Kiri explained on Tumblr that after seeing a tweet announcing that Bryk was about to kill herself, she asked if there was anything she could do:

I asked her why she felt the need to do this. She replied saying that she had "incurable crippling diseases," specifically "RA + fibromyalgia" (RA I assume means Rheumatoid Arthritis). ... She certainly dealt with a lot of other awful things including harassment, but when I asked her about her choices it came down to her illness.

Online harassment is a huge problem for both transgender people and women in gaming — one can only imagine being a transgender woman gamer subject to harassment on both counts — and efforts to use this suicide to call attention to transphobia are well-intentioned. But, in light of Kiri's comments, I have to ask: Are we appropriating Bryk's story to meet our own ends? By responding to every transgender person's suicide with a particular hashtag, are we slotting them into a pre-written story that they played no role in shaping?

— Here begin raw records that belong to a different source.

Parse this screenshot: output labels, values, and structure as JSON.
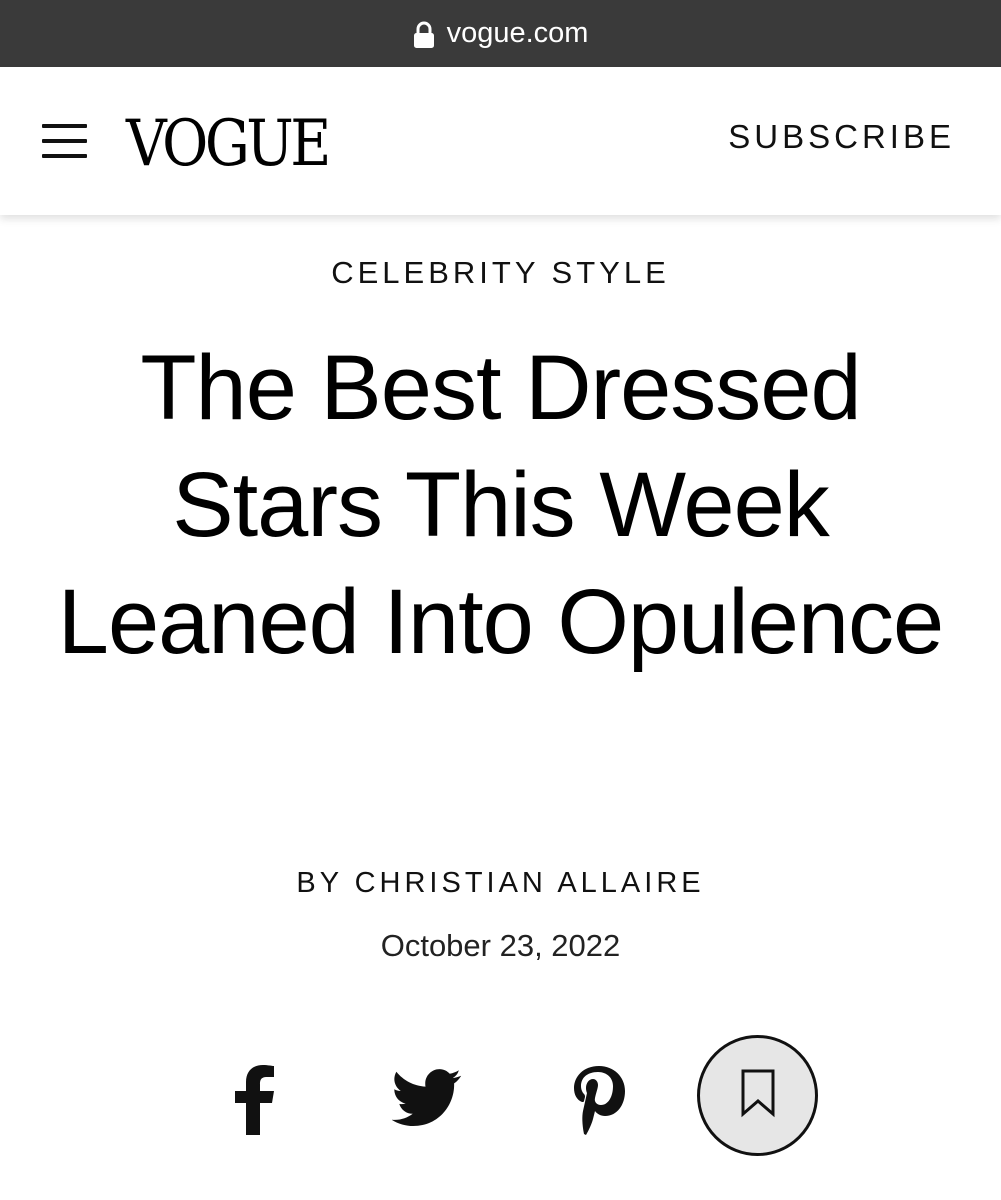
{
  "browser": {
    "url": "vogue.com",
    "icon": "lock-icon"
  },
  "header": {
    "logo": "VOGUE",
    "menu_icon": "hamburger-icon",
    "subscribe_label": "SUBSCRIBE"
  },
  "article": {
    "category": "CELEBRITY STYLE",
    "headline": "The Best Dressed Stars This Week Leaned Into Opulence",
    "byline_prefix": "BY",
    "author": "CHRISTIAN ALLAIRE",
    "date": "October 23, 2022"
  },
  "share": {
    "icons": [
      "facebook-icon",
      "twitter-icon",
      "pinterest-icon",
      "bookmark-icon"
    ]
  },
  "colors": {
    "urlbar_bg": "#3a3a3a",
    "text": "#000000",
    "bookmark_bg": "#e6e6e6"
  }
}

Every story, including Rachel Bryk's, is different. There is often much more at play than we know, and we must be careful not to reduce each human life down to one defining feature. The abuse Bryk suffered may or may not have had something to do with her decision to end her life; however, we cannot presume to know exactly why Bryk chose to do as she did.

But whether or not transphobia and hate drove Bryk to her death, we do know this: She certainly didn't deserve to suffer either during her life. Nobody, regardless of who they are, deserves to be told they should die. This is a takeaway we can all stand behind.